Then he sent the sheriff for Archie, and the bailiff for a calendar.

There were few persons in the court-room besides the clerk and the bailiff, Marriott and Pennell, Eades and Lamborn. It was a bleak day; outside a mean wind that had been blowing for three days off the lake swept the streets bare of their refuse and swirled it everywhere in clouds of filth. The sky was gray, and the cold penetrated to the marrow; men hurried along with their heads huddled in the collars of their overcoats--if they had overcoats; they winced and screwed their faces in the stinging cold, longing for sunshine, for snow, for rain, for anything to break the monotony of this weather. Within the court-room the gloom was intensified by the doom that was about to be pronounced. While they waited, Eades and Lamborn sat at a table, uneasily moving now and then; Marriott walked up and down; no one spoke. Glassford was scowling over his calendar, pausing now and then, lifting his eyes and looking off, evidently making a calculation.

When Bentley and Danner came at last with Archie, and unshackled him, Glassford did not look up. He kept his head bowed over his docket; now and then he looked at his calendar, the leaves of which rattled and trembled as he turned them over. Then they waited, every one there, in silence. After a while, Glassford spoke. He spoke in a low voice, into which at first he did not succeed in putting much strength:

"Koerner, you may stand up."

Archie rose promptly, his heels clicked together, his hands dropped stiffly to his side; he held his head erect, as he came to the military attitude of attention. But Glassford did not look at him. He was gazing out of the window again toward that mysterious window across the street.

"Have you anything to say why the sentence of this court should not be passed upon you?" he asked presently.

"No, sir," said Archie. He was looking directly at Glassford, but Glassford did not look at him. Glassford waited, studying how he should begin. The reporters were poising their pencils nervously.

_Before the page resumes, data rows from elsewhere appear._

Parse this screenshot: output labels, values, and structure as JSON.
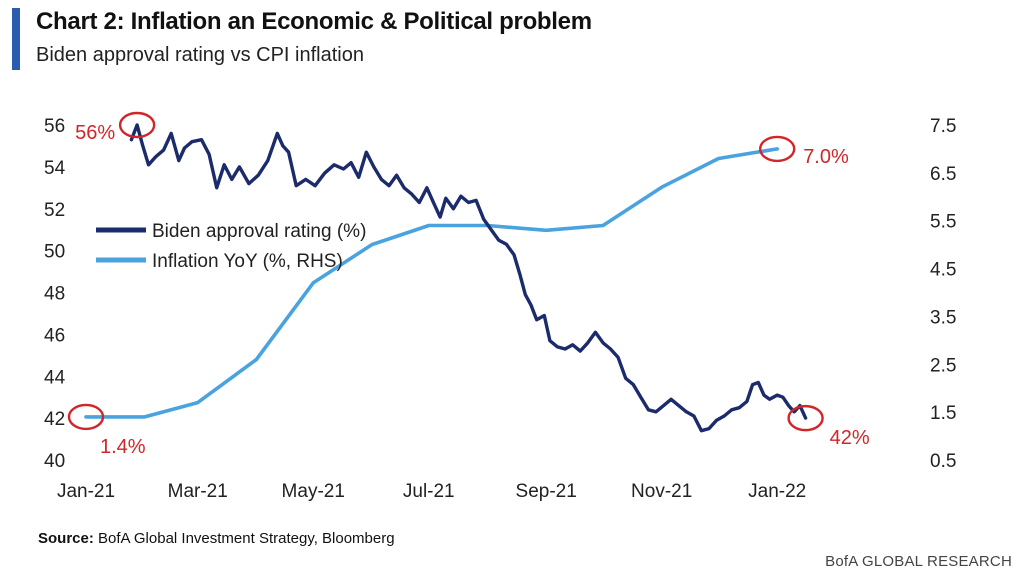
{
  "header": {
    "title": "Chart 2: Inflation an Economic & Political problem",
    "subtitle": "Biden approval rating vs CPI inflation"
  },
  "footer": {
    "source_label": "Source:",
    "source_text": "BofA Global Investment Strategy, Bloomberg",
    "brand": "BofA GLOBAL RESEARCH"
  },
  "colors": {
    "approval": "#1b2b6b",
    "inflation": "#4aa3df",
    "annotation": "#d0262a",
    "accent": "#2a5db0"
  },
  "chart_data": {
    "type": "line",
    "title": "Chart 2: Inflation an Economic & Political problem",
    "subtitle": "Biden approval rating vs CPI inflation",
    "x_ticks": [
      "Jan-21",
      "Mar-21",
      "May-21",
      "Jul-21",
      "Sep-21",
      "Nov-21",
      "Jan-22"
    ],
    "x_range": [
      "2021-01-01",
      "2022-01-31"
    ],
    "y_left": {
      "min": 40,
      "max": 56,
      "ticks": [
        "40",
        "42",
        "44",
        "46",
        "48",
        "50",
        "52",
        "54",
        "56"
      ]
    },
    "y_right": {
      "min": 0.5,
      "max": 7.5,
      "ticks": [
        "0.5",
        "1.5",
        "2.5",
        "3.5",
        "4.5",
        "5.5",
        "6.5",
        "7.5"
      ]
    },
    "legend_position": "middle-left",
    "series": [
      {
        "name": "Biden approval rating (%)",
        "axis": "left",
        "points": [
          [
            "2021-01-25",
            55.3
          ],
          [
            "2021-01-28",
            56.0
          ],
          [
            "2021-01-31",
            55.0
          ],
          [
            "2021-02-03",
            54.1
          ],
          [
            "2021-02-07",
            54.5
          ],
          [
            "2021-02-11",
            54.8
          ],
          [
            "2021-02-15",
            55.6
          ],
          [
            "2021-02-19",
            54.3
          ],
          [
            "2021-02-22",
            54.9
          ],
          [
            "2021-02-26",
            55.2
          ],
          [
            "2021-03-03",
            55.3
          ],
          [
            "2021-03-07",
            54.6
          ],
          [
            "2021-03-11",
            53.0
          ],
          [
            "2021-03-15",
            54.1
          ],
          [
            "2021-03-19",
            53.4
          ],
          [
            "2021-03-23",
            54.0
          ],
          [
            "2021-03-28",
            53.2
          ],
          [
            "2021-04-02",
            53.6
          ],
          [
            "2021-04-07",
            54.3
          ],
          [
            "2021-04-12",
            55.6
          ],
          [
            "2021-04-15",
            55.0
          ],
          [
            "2021-04-18",
            54.7
          ],
          [
            "2021-04-22",
            53.1
          ],
          [
            "2021-04-27",
            53.4
          ],
          [
            "2021-05-02",
            53.1
          ],
          [
            "2021-05-07",
            53.7
          ],
          [
            "2021-05-12",
            54.1
          ],
          [
            "2021-05-17",
            53.9
          ],
          [
            "2021-05-21",
            54.2
          ],
          [
            "2021-05-25",
            53.5
          ],
          [
            "2021-05-29",
            54.7
          ],
          [
            "2021-06-02",
            54.0
          ],
          [
            "2021-06-06",
            53.4
          ],
          [
            "2021-06-10",
            53.1
          ],
          [
            "2021-06-14",
            53.6
          ],
          [
            "2021-06-18",
            53.0
          ],
          [
            "2021-06-22",
            52.7
          ],
          [
            "2021-06-26",
            52.3
          ],
          [
            "2021-06-30",
            53.0
          ],
          [
            "2021-07-03",
            52.4
          ],
          [
            "2021-07-07",
            51.6
          ],
          [
            "2021-07-10",
            52.5
          ],
          [
            "2021-07-14",
            52.0
          ],
          [
            "2021-07-18",
            52.6
          ],
          [
            "2021-07-22",
            52.3
          ],
          [
            "2021-07-26",
            52.4
          ],
          [
            "2021-07-30",
            51.5
          ],
          [
            "2021-08-03",
            51.0
          ],
          [
            "2021-08-07",
            50.5
          ],
          [
            "2021-08-11",
            50.3
          ],
          [
            "2021-08-15",
            49.8
          ],
          [
            "2021-08-18",
            48.9
          ],
          [
            "2021-08-21",
            47.9
          ],
          [
            "2021-08-24",
            47.4
          ],
          [
            "2021-08-27",
            46.7
          ],
          [
            "2021-08-31",
            46.9
          ],
          [
            "2021-09-03",
            45.7
          ],
          [
            "2021-09-07",
            45.4
          ],
          [
            "2021-09-11",
            45.3
          ],
          [
            "2021-09-15",
            45.5
          ],
          [
            "2021-09-19",
            45.2
          ],
          [
            "2021-09-23",
            45.6
          ],
          [
            "2021-09-27",
            46.1
          ],
          [
            "2021-10-01",
            45.6
          ],
          [
            "2021-10-05",
            45.3
          ],
          [
            "2021-10-09",
            44.9
          ],
          [
            "2021-10-13",
            43.9
          ],
          [
            "2021-10-17",
            43.6
          ],
          [
            "2021-10-21",
            43.0
          ],
          [
            "2021-10-25",
            42.4
          ],
          [
            "2021-10-29",
            42.3
          ],
          [
            "2021-11-02",
            42.6
          ],
          [
            "2021-11-06",
            42.9
          ],
          [
            "2021-11-10",
            42.6
          ],
          [
            "2021-11-14",
            42.3
          ],
          [
            "2021-11-18",
            42.1
          ],
          [
            "2021-11-22",
            41.4
          ],
          [
            "2021-11-26",
            41.5
          ],
          [
            "2021-11-30",
            41.9
          ],
          [
            "2021-12-04",
            42.1
          ],
          [
            "2021-12-08",
            42.4
          ],
          [
            "2021-12-12",
            42.5
          ],
          [
            "2021-12-16",
            42.8
          ],
          [
            "2021-12-19",
            43.6
          ],
          [
            "2021-12-22",
            43.7
          ],
          [
            "2021-12-25",
            43.1
          ],
          [
            "2021-12-28",
            42.9
          ],
          [
            "2022-01-01",
            43.1
          ],
          [
            "2022-01-04",
            43.0
          ],
          [
            "2022-01-07",
            42.6
          ],
          [
            "2022-01-10",
            42.3
          ],
          [
            "2022-01-13",
            42.6
          ],
          [
            "2022-01-16",
            42.0
          ]
        ]
      },
      {
        "name": "Inflation YoY (%, RHS)",
        "axis": "right",
        "points": [
          [
            "2021-01-01",
            1.4
          ],
          [
            "2021-02-01",
            1.4
          ],
          [
            "2021-03-01",
            1.7
          ],
          [
            "2021-04-01",
            2.6
          ],
          [
            "2021-05-01",
            4.2
          ],
          [
            "2021-06-01",
            5.0
          ],
          [
            "2021-07-01",
            5.4
          ],
          [
            "2021-08-01",
            5.4
          ],
          [
            "2021-09-01",
            5.3
          ],
          [
            "2021-10-01",
            5.4
          ],
          [
            "2021-11-01",
            6.2
          ],
          [
            "2021-12-01",
            6.8
          ],
          [
            "2022-01-01",
            7.0
          ]
        ]
      }
    ],
    "annotations": [
      {
        "label": "56%",
        "series": "Biden approval rating (%)",
        "x": "2021-01-28",
        "y": 56.0,
        "axis": "left"
      },
      {
        "label": "42%",
        "series": "Biden approval rating (%)",
        "x": "2022-01-16",
        "y": 42.0,
        "axis": "left"
      },
      {
        "label": "1.4%",
        "series": "Inflation YoY (%, RHS)",
        "x": "2021-01-01",
        "y": 1.4,
        "axis": "right"
      },
      {
        "label": "7.0%",
        "series": "Inflation YoY (%, RHS)",
        "x": "2022-01-01",
        "y": 7.0,
        "axis": "right"
      }
    ]
  }
}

"Koerner," Glassford began, still looking away, "after a fair and impartial trial before a jury of twelve sworn men you have been found guilty of the crime of murder in the first degree. The trial was conducted carefully and deliberately; the jury was composed of honest and representative men, and you were defended, and all your rights conserved by able counsel. You have had the benefit of every immunity known to our law, and yet, after calm deliberation, as the court has said, you have been found guilty. We have, in addition to that, here to-day heard a motion for a new trial; we have very carefully reviewed the evidence and the law in this case, and the court is convinced that no errors were committed on the trial detrimental to your rights in the premises or prejudicial to your interests. It now becomes the duty of the court to pass sentence upon you."

Glassford paused, removed his glasses, put them on again; and looked out of the window as before.

"Fortunately--I say fortunately, for so I feel about it"--he nodded--"fortunately for me, I have no discretion as to what your punishment shall be. The law has fixed that; it leaves nothing to me but to announce its determination. My duty is clear; in a measure, simple."